Louisville, for its part, has combined elements of Southern and Midwestern culture throughout its history. It is predominantly Southern, but it looks northward as no other Southern city does. The resulting cultural mix can be analogized to the experience of Danzig during the Weimar Republic. One can only hope that Louisville never experiences the trauma that afflicted Danzig/Gdańsk during the half-century between the outbreak of World War II and the accession of Lech Wałęsa to the Polish presidency.
Tuesday, November 27, 2007
The November 4, 2007, edition of the New York Times' travel section features a story on the pursuit of bourbon and bluegrass in Kentucky:
[Author Steven Kurutz] embarked on a road trip centered on bourbon and bluegrass, exploring the back roads of the state where those two American mainstays trace their deepest roots. It was a trip that spoke to our passions and vices; [travel companion] Chris and I are both avid fans of traditional country and roots music, and we’re also dedicated whiskey drinkers, so much so that holidays are often met with an exchange of a bottle of whiskey between us. (Occasionally, we’ve even combined the two, sneaking a flask into a concert.)Cross-posted from The Cardinal Lawyer and Agricultural Law.

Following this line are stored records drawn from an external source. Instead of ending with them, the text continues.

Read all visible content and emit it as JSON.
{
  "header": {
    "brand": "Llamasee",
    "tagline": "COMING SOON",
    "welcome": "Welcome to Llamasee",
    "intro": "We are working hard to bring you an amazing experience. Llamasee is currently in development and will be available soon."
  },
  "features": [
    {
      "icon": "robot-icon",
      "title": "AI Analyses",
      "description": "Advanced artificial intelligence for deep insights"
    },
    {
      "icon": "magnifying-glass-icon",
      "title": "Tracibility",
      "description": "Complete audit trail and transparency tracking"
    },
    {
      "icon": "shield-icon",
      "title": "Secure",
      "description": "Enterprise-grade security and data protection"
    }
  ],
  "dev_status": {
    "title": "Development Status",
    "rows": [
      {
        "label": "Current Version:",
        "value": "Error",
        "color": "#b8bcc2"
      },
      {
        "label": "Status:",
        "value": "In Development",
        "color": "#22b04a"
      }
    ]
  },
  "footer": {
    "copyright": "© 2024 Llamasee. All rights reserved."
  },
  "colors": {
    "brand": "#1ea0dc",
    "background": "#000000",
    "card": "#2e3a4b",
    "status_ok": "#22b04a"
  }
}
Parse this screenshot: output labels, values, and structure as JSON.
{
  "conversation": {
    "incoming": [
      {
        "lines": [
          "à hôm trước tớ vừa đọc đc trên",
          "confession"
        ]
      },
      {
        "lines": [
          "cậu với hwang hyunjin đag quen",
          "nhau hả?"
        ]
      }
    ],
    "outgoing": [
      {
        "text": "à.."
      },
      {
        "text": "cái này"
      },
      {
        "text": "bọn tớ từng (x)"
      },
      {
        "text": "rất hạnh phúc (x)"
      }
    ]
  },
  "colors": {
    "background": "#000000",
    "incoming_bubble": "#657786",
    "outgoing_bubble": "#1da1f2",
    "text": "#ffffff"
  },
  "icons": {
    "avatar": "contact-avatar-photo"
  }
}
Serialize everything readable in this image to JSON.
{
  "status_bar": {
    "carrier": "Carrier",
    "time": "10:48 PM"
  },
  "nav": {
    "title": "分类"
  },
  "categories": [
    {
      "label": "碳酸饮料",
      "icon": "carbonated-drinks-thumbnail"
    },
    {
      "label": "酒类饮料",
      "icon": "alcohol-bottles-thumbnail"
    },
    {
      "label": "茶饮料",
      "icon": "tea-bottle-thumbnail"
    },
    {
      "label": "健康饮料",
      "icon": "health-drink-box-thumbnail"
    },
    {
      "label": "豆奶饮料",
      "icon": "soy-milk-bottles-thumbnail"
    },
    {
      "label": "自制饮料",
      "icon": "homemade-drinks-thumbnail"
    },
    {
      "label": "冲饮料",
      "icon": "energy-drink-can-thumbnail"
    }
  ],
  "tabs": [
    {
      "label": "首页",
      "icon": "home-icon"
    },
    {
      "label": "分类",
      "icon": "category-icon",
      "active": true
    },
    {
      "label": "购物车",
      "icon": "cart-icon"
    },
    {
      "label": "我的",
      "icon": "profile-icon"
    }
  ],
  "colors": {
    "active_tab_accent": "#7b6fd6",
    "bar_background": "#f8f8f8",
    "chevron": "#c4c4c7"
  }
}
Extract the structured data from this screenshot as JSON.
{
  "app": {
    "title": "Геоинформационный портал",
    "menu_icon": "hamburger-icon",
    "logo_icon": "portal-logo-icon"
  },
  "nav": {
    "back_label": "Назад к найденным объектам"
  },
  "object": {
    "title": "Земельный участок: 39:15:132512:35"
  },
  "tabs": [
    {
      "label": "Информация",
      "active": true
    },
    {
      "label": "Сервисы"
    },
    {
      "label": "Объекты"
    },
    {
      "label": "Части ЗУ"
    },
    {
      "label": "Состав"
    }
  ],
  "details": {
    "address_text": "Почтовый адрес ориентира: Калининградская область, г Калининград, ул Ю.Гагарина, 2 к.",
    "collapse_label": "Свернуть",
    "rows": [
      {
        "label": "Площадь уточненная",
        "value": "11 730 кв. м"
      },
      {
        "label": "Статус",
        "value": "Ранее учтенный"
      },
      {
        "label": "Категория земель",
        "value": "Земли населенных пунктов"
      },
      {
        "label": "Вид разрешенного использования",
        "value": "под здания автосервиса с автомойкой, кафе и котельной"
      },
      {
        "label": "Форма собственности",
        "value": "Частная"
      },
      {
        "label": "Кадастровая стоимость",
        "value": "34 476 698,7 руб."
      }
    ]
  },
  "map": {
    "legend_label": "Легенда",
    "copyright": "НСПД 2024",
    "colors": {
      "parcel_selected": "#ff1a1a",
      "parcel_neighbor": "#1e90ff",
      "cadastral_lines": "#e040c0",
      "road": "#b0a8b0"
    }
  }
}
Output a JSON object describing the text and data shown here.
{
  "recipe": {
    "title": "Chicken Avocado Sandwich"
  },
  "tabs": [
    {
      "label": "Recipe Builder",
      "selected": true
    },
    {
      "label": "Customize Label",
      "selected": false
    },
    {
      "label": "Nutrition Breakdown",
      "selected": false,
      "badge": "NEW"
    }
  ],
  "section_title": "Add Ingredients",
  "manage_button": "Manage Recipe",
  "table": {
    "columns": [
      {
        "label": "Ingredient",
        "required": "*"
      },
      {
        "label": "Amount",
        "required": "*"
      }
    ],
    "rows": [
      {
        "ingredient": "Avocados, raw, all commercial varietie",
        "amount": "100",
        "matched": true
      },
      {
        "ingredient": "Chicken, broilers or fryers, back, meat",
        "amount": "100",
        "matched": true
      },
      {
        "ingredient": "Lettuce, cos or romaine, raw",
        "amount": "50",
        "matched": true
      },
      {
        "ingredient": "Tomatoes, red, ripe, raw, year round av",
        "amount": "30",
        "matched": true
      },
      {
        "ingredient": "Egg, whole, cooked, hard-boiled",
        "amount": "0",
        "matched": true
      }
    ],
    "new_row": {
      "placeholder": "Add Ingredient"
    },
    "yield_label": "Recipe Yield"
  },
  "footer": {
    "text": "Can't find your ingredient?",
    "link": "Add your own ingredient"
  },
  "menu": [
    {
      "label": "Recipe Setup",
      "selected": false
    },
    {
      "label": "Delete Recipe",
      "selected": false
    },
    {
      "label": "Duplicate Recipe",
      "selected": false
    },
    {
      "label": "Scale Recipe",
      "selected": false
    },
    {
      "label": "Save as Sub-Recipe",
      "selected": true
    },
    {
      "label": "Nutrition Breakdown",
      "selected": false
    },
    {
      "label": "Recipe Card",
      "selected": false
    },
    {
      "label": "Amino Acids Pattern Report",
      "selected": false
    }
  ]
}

We fashioned our itinerary in the style of a bluegrass song: a defined structure but with ample room for improvisation. During the first part of the trip, we would hit the Kentucky Bourbon Trail, a whiskey version of California’s Napa Valley made up of seven distilleries (Maker’s among them) that are open to the public. Our final stop would be the sixth annual Jerusalem Ridge Bluegrass Celebration in Rosine, the birthplace of Bill Monroe, the father of bluegrass. It was in the central part of the state, in the rolling hills between Lexington and Louisville — where a layer of limestone filters the iron from the water, making it ideal for bourbon making — that Scotch-Irish distillers settled in the early 1800s.
Monday, November 26, 2007
Welcome to Danzig U.S.A., a blog about Louisville, Kentucky. The name of this blog comes from an offhand comment on MoneyLaw: "Louisville . . . is to the American South as the Free City of Danzig was to the Weimar Republic." I can think of no more succinct — and culturally loaded — way of describing my city.
I'm Jim Chen, law school dean at the University of Louisville and host of The Cardinal Lawyer and the blogs of the Jurisdynamics Network. From time to time, I hope to post observations about Louisville, Kentucky, and the American South. I am a native of the region and love Louisville. I also hope to persuade other Louisville residents to join me in presenting this city in a light that is at once honest and affectionate.